Studies in rats show that BDNF is involved in the pathophysiology of stress-related mood disorders, and BDNF expression decreases after exposure to stress, including social-defeat stress.34,35 The infusion of BDNF into the hippocampus shows antidepressant effects.36 Studies in humans show decreased plasma levels of BDNF in bipolar disorder, mania, and depression.37,38 However, not all studies report differences in plasma BDNF levels between individuals with depression and controls.39,40 It may be the case that relationships between BDNF and depression are more complex, such as the involvement of gene×environment interactions41 or the duration of the depression.42 The data in our study do not suggest an association between plasma BDNF levels and perimenopausal depression.
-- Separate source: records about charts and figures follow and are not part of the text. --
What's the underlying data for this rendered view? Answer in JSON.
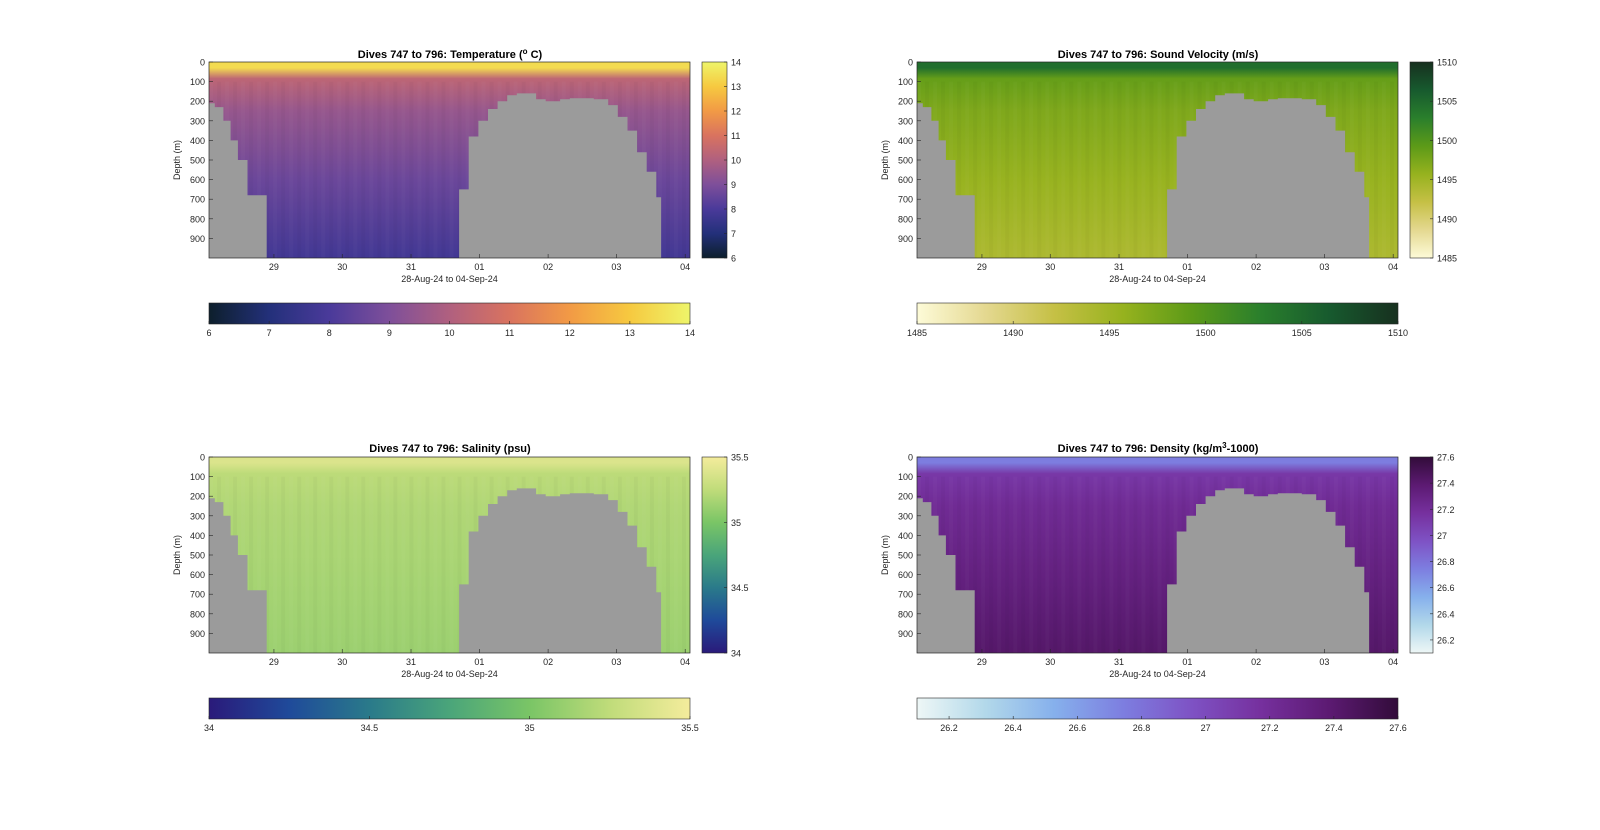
{
  "figure": {
    "date_label": "28-Aug-24 to 04-Sep-24",
    "ylabel": "Depth (m)"
  },
  "chart_data": [
    {
      "type": "heatmap",
      "title": "Dives 747 to 796: Temperature (° C)",
      "title_parts": [
        "Dives 747 to 796: Temperature (",
        "o",
        " C)"
      ],
      "xlabel": "28-Aug-24 to 04-Sep-24",
      "ylabel": "Depth (m)",
      "x_ticks": [
        "29",
        "30",
        "31",
        "01",
        "02",
        "03",
        "04"
      ],
      "y_ticks": [
        0,
        100,
        200,
        300,
        400,
        500,
        600,
        700,
        800,
        900
      ],
      "ylim": [
        0,
        1000
      ],
      "clim": [
        6,
        14
      ],
      "colorbar_ticks": [
        6,
        7,
        8,
        9,
        10,
        11,
        12,
        13,
        14
      ],
      "colormap": [
        "#0d1f2c",
        "#23307a",
        "#4a3a9a",
        "#7e4f9a",
        "#b0607f",
        "#d9735f",
        "#f29a45",
        "#f6c940",
        "#eef56a"
      ],
      "surface_value": 13.4,
      "deep_value": 7.8
    },
    {
      "type": "heatmap",
      "title": "Dives 747 to 796: Sound Velocity (m/s)",
      "xlabel": "28-Aug-24 to 04-Sep-24",
      "ylabel": "Depth (m)",
      "x_ticks": [
        "29",
        "30",
        "31",
        "01",
        "02",
        "03",
        "04"
      ],
      "y_ticks": [
        0,
        100,
        200,
        300,
        400,
        500,
        600,
        700,
        800,
        900
      ],
      "ylim": [
        0,
        1000
      ],
      "clim": [
        1485,
        1510
      ],
      "colorbar_ticks": [
        1485,
        1490,
        1495,
        1500,
        1505,
        1510
      ],
      "colormap": [
        "#fdfbd8",
        "#e4d890",
        "#c5c045",
        "#96b21e",
        "#5c9a18",
        "#2a7f2c",
        "#175a2e",
        "#17301f"
      ],
      "surface_value": 1504.5,
      "deep_value": 1494
    },
    {
      "type": "heatmap",
      "title": "Dives 747 to 796: Salinity (psu)",
      "xlabel": "28-Aug-24 to 04-Sep-24",
      "ylabel": "Depth (m)",
      "x_ticks": [
        "29",
        "30",
        "31",
        "01",
        "02",
        "03",
        "04"
      ],
      "y_ticks": [
        0,
        100,
        200,
        300,
        400,
        500,
        600,
        700,
        800,
        900
      ],
      "ylim": [
        0,
        1000
      ],
      "clim": [
        34,
        35.5
      ],
      "colorbar_ticks": [
        34,
        34.5,
        35,
        35.5
      ],
      "colormap": [
        "#2a1a7a",
        "#1f4a9a",
        "#2a7a8a",
        "#4aa57a",
        "#7ac566",
        "#c0dc7a",
        "#f4ec9c"
      ],
      "surface_value": 35.38,
      "deep_value": 35.12
    },
    {
      "type": "heatmap",
      "title": "Dives 747 to 796: Density (kg/m³-1000)",
      "title_parts": [
        "Dives 747 to 796: Density (kg/m",
        "3",
        "-1000)"
      ],
      "xlabel": "28-Aug-24 to 04-Sep-24",
      "ylabel": "Depth (m)",
      "x_ticks": [
        "29",
        "30",
        "31",
        "01",
        "02",
        "03",
        "04"
      ],
      "y_ticks": [
        0,
        100,
        200,
        300,
        400,
        500,
        600,
        700,
        800,
        900
      ],
      "ylim": [
        0,
        1000
      ],
      "clim": [
        26.1,
        27.6
      ],
      "colorbar_ticks": [
        26.2,
        26.4,
        26.6,
        26.8,
        27,
        27.2,
        27.4,
        27.6
      ],
      "colormap": [
        "#eef7f6",
        "#b2d8ea",
        "#86b0ec",
        "#7d7ee0",
        "#7e52c4",
        "#76309e",
        "#5c1a72",
        "#320c3a"
      ],
      "surface_value": 26.75,
      "deep_value": 27.42
    }
  ]
}
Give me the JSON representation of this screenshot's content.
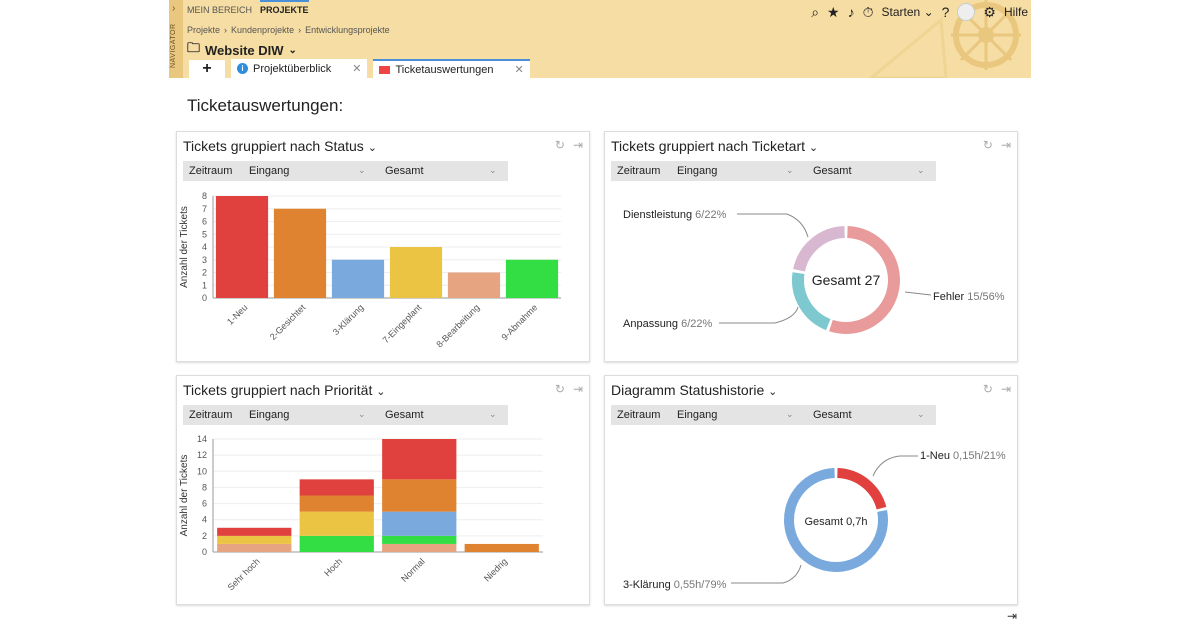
{
  "nav": {
    "vertical_label": "NAVIGATOR",
    "mein_bereich": "MEIN BEREICH",
    "projekte": "PROJEKTE"
  },
  "breadcrumb": [
    "Projekte",
    "Kundenprojekte",
    "Entwicklungsprojekte"
  ],
  "project": "Website DIW",
  "header_right": {
    "starten": "Starten",
    "hilfe": "Hilfe"
  },
  "tabs": [
    {
      "label": "Projektüberblick"
    },
    {
      "label": "Ticketauswertungen"
    }
  ],
  "page_title": "Ticketauswertungen:",
  "filters": {
    "zeitraum": "Zeitraum",
    "eingang": "Eingang",
    "gesamt": "Gesamt"
  },
  "colors": {
    "accent": "#4a90d9",
    "header_bg": "#f6dda3"
  },
  "panels": {
    "status": {
      "title": "Tickets gruppiert  nach Status"
    },
    "ticketart": {
      "title": "Tickets gruppiert  nach Ticketart"
    },
    "prioritaet": {
      "title": "Tickets gruppiert  nach Priorität"
    },
    "historie": {
      "title": "Diagramm Statushistorie"
    }
  },
  "chart_data": [
    {
      "type": "bar",
      "ylabel": "Anzahl der Tickets",
      "ylim": [
        0,
        8
      ],
      "categories": [
        "1-Neu",
        "2-Gesichtet",
        "3-Klärung",
        "7-Eingeplant",
        "8-Bearbeitung",
        "9-Abnahme"
      ],
      "values": [
        8,
        7,
        3,
        4,
        2,
        3
      ],
      "colors": [
        "#e0413e",
        "#e08331",
        "#7aa9de",
        "#ecc443",
        "#e7a481",
        "#33dd44"
      ]
    },
    {
      "type": "pie",
      "donut": true,
      "center_label": "Gesamt 27",
      "slices": [
        {
          "name": "Fehler",
          "value": 15,
          "label": "15/56%",
          "color": "#e99b9b"
        },
        {
          "name": "Anpassung",
          "value": 6,
          "label": "6/22%",
          "color": "#7ec8d0"
        },
        {
          "name": "Dienstleistung",
          "value": 6,
          "label": "6/22%",
          "color": "#d8b8d0"
        }
      ]
    },
    {
      "type": "bar",
      "stacked": true,
      "ylabel": "Anzahl der Tickets",
      "ylim": [
        0,
        14
      ],
      "categories": [
        "Sehr hoch",
        "Hoch",
        "Normal",
        "Niedrig"
      ],
      "series": [
        {
          "color": "#e7a481",
          "values": [
            1,
            0,
            1,
            0
          ]
        },
        {
          "color": "#33dd44",
          "values": [
            0,
            2,
            1,
            0
          ]
        },
        {
          "color": "#e08331",
          "values": [
            0,
            0,
            0,
            1
          ]
        },
        {
          "color": "#7aa9de",
          "values": [
            0,
            0,
            3,
            0
          ]
        },
        {
          "color": "#ecc443",
          "values": [
            1,
            3,
            0,
            0
          ]
        },
        {
          "color": "#e08331",
          "values": [
            0,
            2,
            4,
            0
          ]
        },
        {
          "color": "#e0413e",
          "values": [
            1,
            2,
            5,
            0
          ]
        }
      ]
    },
    {
      "type": "pie",
      "donut": true,
      "center_label": "Gesamt 0,7h",
      "slices": [
        {
          "name": "1-Neu",
          "value": 0.15,
          "label": "0,15h/21%",
          "color": "#e0413e"
        },
        {
          "name": "3-Klärung",
          "value": 0.55,
          "label": "0,55h/79%",
          "color": "#7aa9de"
        }
      ]
    }
  ]
}
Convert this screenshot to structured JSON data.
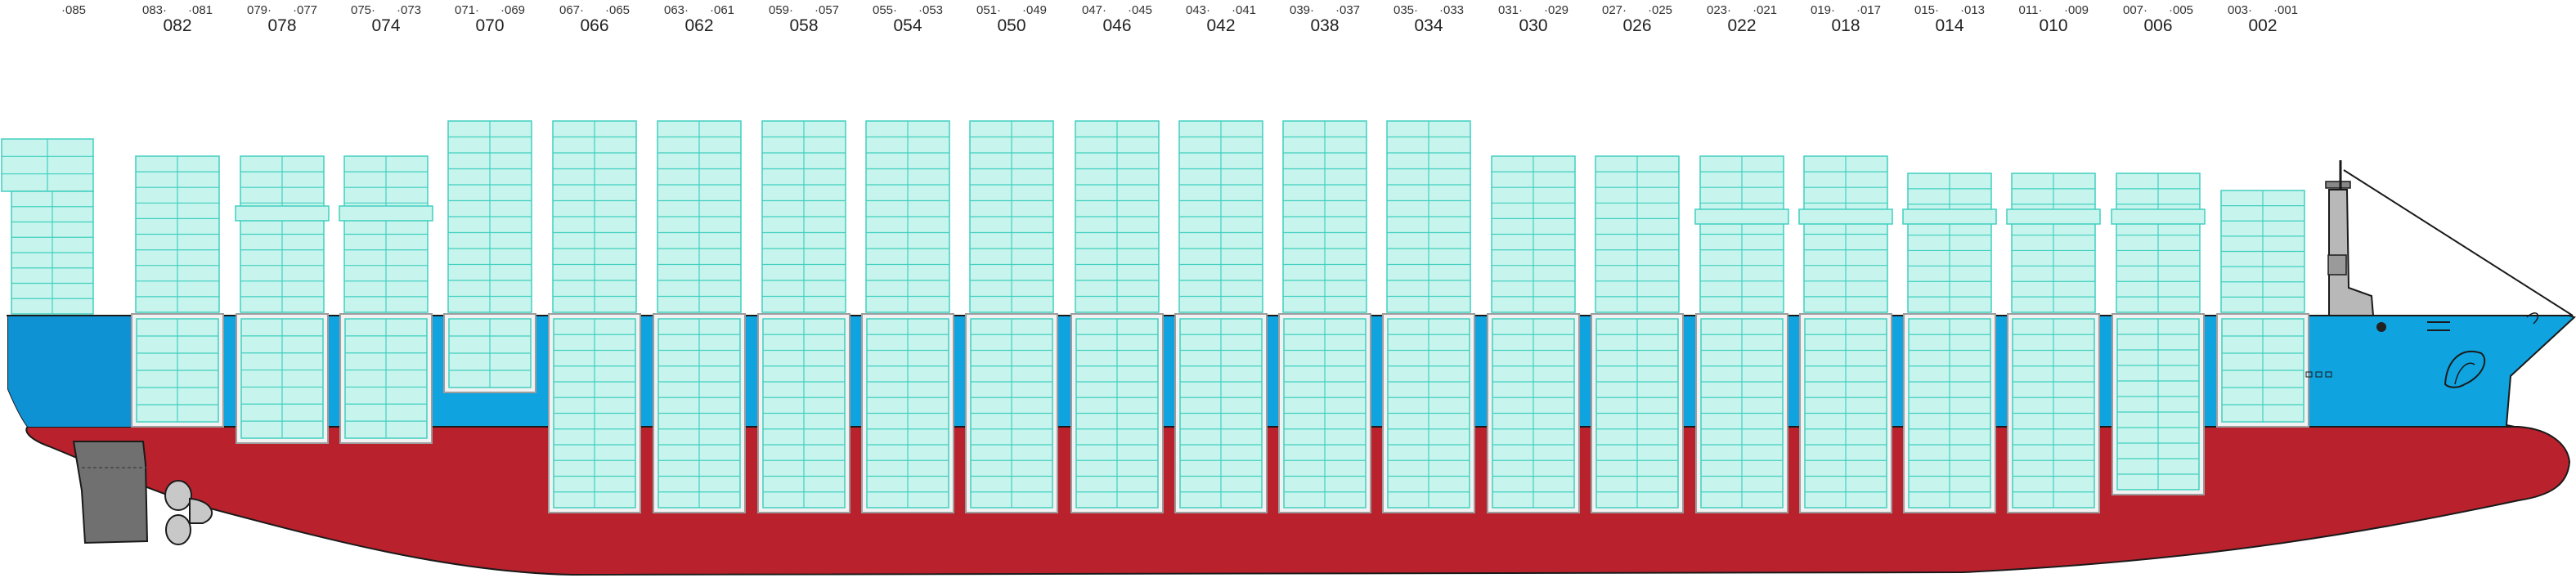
{
  "colors": {
    "hull_red": "#b9222c",
    "hull_blue": "#0fa3df",
    "stern_blue": "#0f92d4",
    "container_fill": "#c7f4ec",
    "container_line": "#41cfc0",
    "hatch_fill": "#f2f2f2",
    "superstructure": "#b8b8b8",
    "rudder": "#707070",
    "outline": "#1a1a1a"
  },
  "bays": [
    {
      "left": "083",
      "right": "081",
      "main": "082"
    },
    {
      "left": "079",
      "right": "077",
      "main": "078"
    },
    {
      "left": "075",
      "right": "073",
      "main": "074"
    },
    {
      "left": "071",
      "right": "069",
      "main": "070"
    },
    {
      "left": "067",
      "right": "065",
      "main": "066"
    },
    {
      "left": "063",
      "right": "061",
      "main": "062"
    },
    {
      "left": "059",
      "right": "057",
      "main": "058"
    },
    {
      "left": "055",
      "right": "053",
      "main": "054"
    },
    {
      "left": "051",
      "right": "049",
      "main": "050"
    },
    {
      "left": "047",
      "right": "045",
      "main": "046"
    },
    {
      "left": "043",
      "right": "041",
      "main": "042"
    },
    {
      "left": "039",
      "right": "037",
      "main": "038"
    },
    {
      "left": "035",
      "right": "033",
      "main": "034"
    },
    {
      "left": "031",
      "right": "029",
      "main": "030"
    },
    {
      "left": "027",
      "right": "025",
      "main": "026"
    },
    {
      "left": "023",
      "right": "021",
      "main": "022"
    },
    {
      "left": "019",
      "right": "017",
      "main": "018"
    },
    {
      "left": "015",
      "right": "013",
      "main": "014"
    },
    {
      "left": "011",
      "right": "009",
      "main": "010"
    },
    {
      "left": "007",
      "right": "005",
      "main": "006"
    },
    {
      "left": "003",
      "right": "001",
      "main": "002"
    }
  ],
  "aft_bay": {
    "label": "085"
  },
  "icons": [
    "propeller-icon",
    "rudder-icon",
    "bulbous-bow-logo-icon",
    "funnel-icon",
    "mast-icon"
  ]
}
However, we found that serum E2 levels were significantly positively correlated with BDNF levels, which means that progressively reduced serum E2 is associated with decreased BDNF serum quantity in the women. Studies suggest that BDNF mediates several of the effects of estrogen in the hippocampus and that these interactions play a role in the normal brain as well as in disease.43 In addition, increased endogenous BDNF signaling in the ventromedial nucleus of hypothalamus of rats may mediate E2-induced inhibitory effect on feeding.44 In both mammalian and zebra finch systems, expression of BDNF protein can be modulated by E2.45 Therefore we hypothesize that coregulation may exist between BDNF and E2 and this relationship influences perimenopausal depression.

Conclusion

This study provides a gender-specific investigation of serum MKP-1, BDNF, and gonadal hormone levels and depression. Our results suggest that high serum MKP-1 levels are associated with depression in women. This association did not appear to be confounded by age. The study also supports previous reports of the association between depression and reduced serum T levels in women. Furthermore, the current findings provide evidence of association between depressive symptom severity and increasing serum MKP-1 levels in women, and decreasing serum T levels in perimenopausal women. Our study also found that progressively reduced serum E2 was associated with increased MKP-1 serum quantity and with decreased BDNF serum quantity in the women. The results did not suggest differential serum BDNF and E2 levels across perimenopausal women with depression in comparison to healthy controls. Studies with larger samples of both genders are needed to further delineate these relationships.

Acknowledgments

The authors thank all of the study participants. This research was supported in part by a grant from a National Natural Science Foundation of China (No. 81270697).

Author Disclosure Statement

No competing financial interests exist.